SSS 2008-02-21(在线收听

This is Scientific American's 60-second Science, I'm steve mirsky, got a minute?

When you google yourself, who do you find? That question was raised by Clive Thompson. Speaking Tuesday at science Journalism symposium in Cambridge, M. Thompson is a science and technology writer and columnist at wired. Back in 2002, if Thompson googled himself, the most popular sites that came up, were for a British lord Clive Thompson.

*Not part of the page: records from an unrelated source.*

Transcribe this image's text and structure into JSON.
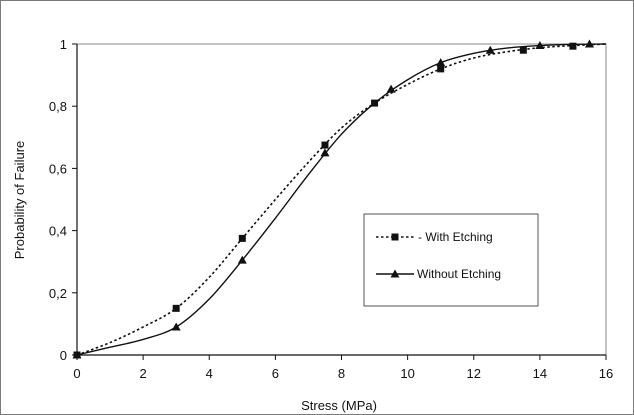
{
  "chart_data": {
    "type": "line",
    "title": "",
    "xlabel": "Stress (MPa)",
    "ylabel": "Probability of Failure",
    "xlim": [
      0,
      16
    ],
    "ylim": [
      0,
      1
    ],
    "xticks": [
      0,
      2,
      4,
      6,
      8,
      10,
      12,
      14,
      16
    ],
    "yticks": [
      0,
      0.2,
      0.4,
      0.6,
      0.8,
      1
    ],
    "xtick_labels": [
      "0",
      "2",
      "4",
      "6",
      "8",
      "10",
      "12",
      "14",
      "16"
    ],
    "ytick_labels": [
      "0",
      "0,2",
      "0,4",
      "0,6",
      "0,8",
      "1"
    ],
    "grid": false,
    "legend_position": "center-right",
    "series": [
      {
        "name": "- With Etching",
        "marker": "square",
        "line_style": "dotted",
        "color": "#111111",
        "points": [
          [
            0,
            0.0
          ],
          [
            3,
            0.15
          ],
          [
            5,
            0.375
          ],
          [
            7.5,
            0.675
          ],
          [
            9,
            0.81
          ],
          [
            11,
            0.92
          ],
          [
            13.5,
            0.98
          ],
          [
            15,
            0.993
          ]
        ],
        "curve": [
          [
            0,
            0.0
          ],
          [
            1,
            0.04
          ],
          [
            2,
            0.09
          ],
          [
            3,
            0.15
          ],
          [
            4,
            0.25
          ],
          [
            5,
            0.375
          ],
          [
            6,
            0.5
          ],
          [
            7,
            0.62
          ],
          [
            8,
            0.73
          ],
          [
            9,
            0.81
          ],
          [
            10,
            0.87
          ],
          [
            11,
            0.92
          ],
          [
            12,
            0.955
          ],
          [
            13,
            0.975
          ],
          [
            14,
            0.988
          ],
          [
            15,
            0.995
          ],
          [
            16,
            1.0
          ]
        ]
      },
      {
        "name": "Without Etching",
        "marker": "triangle",
        "line_style": "solid",
        "color": "#111111",
        "points": [
          [
            0,
            0.0
          ],
          [
            3,
            0.09
          ],
          [
            5,
            0.305
          ],
          [
            7.5,
            0.65
          ],
          [
            9.5,
            0.855
          ],
          [
            11,
            0.94
          ],
          [
            12.5,
            0.98
          ],
          [
            14,
            0.995
          ],
          [
            15.5,
            1.0
          ]
        ],
        "curve": [
          [
            0,
            0.0
          ],
          [
            1,
            0.025
          ],
          [
            2,
            0.05
          ],
          [
            3,
            0.09
          ],
          [
            4,
            0.18
          ],
          [
            5,
            0.305
          ],
          [
            6,
            0.44
          ],
          [
            7,
            0.58
          ],
          [
            8,
            0.71
          ],
          [
            9,
            0.81
          ],
          [
            10,
            0.885
          ],
          [
            11,
            0.94
          ],
          [
            12,
            0.97
          ],
          [
            13,
            0.987
          ],
          [
            14,
            0.995
          ],
          [
            15,
            0.999
          ],
          [
            16,
            1.0
          ]
        ]
      }
    ]
  }
}
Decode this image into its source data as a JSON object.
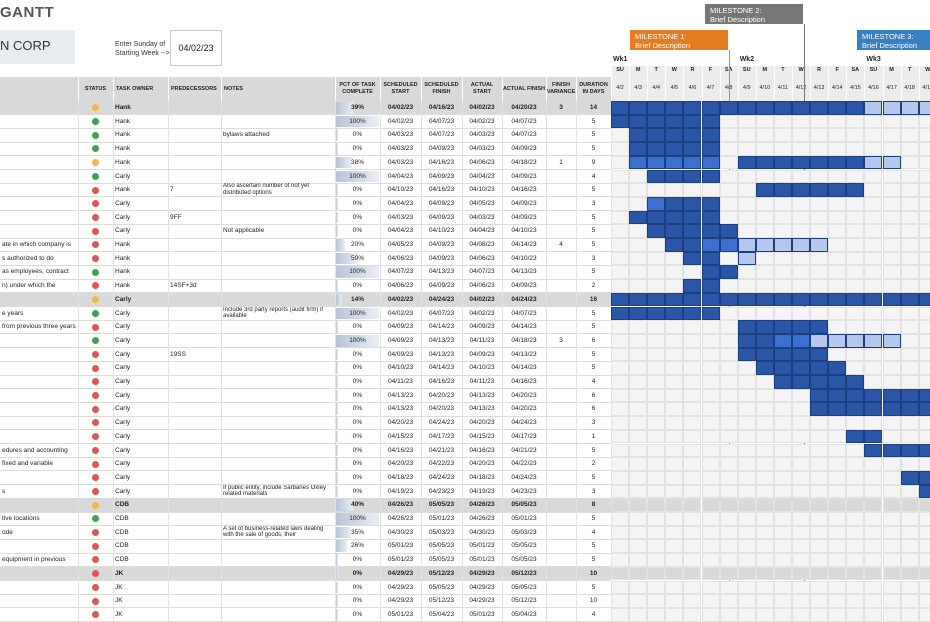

But journalist Clive Thompson wanted his writings to come up first. So he started to blog.
“I essentially wanted to hack google. Google works for, you know, if you type in Clive Thompson, it finds every pages that has Clive Thompson on it, but then it ranks them based on which pages have the most links point to them. Under that logic, the best way to dominate the top spot for you online is to have a site with zillions of things pointing to it, and the sites that tend to have zillions of things pointing to them are blogs.” Useful info for any John Smith hoping to be found with a google search. “After about 2 months of blogging, my blog was already on the front page for Clive Thompson. Have a six of seven months later was number one slot, and now, I mean, I just liquidated that guy.

Thanks for the minute, for Scientific American's 60-second science from the net science journalism fellowships future of sciense journalism Symposium in Cambridge, Massachusetts. I'm steve Mirsky.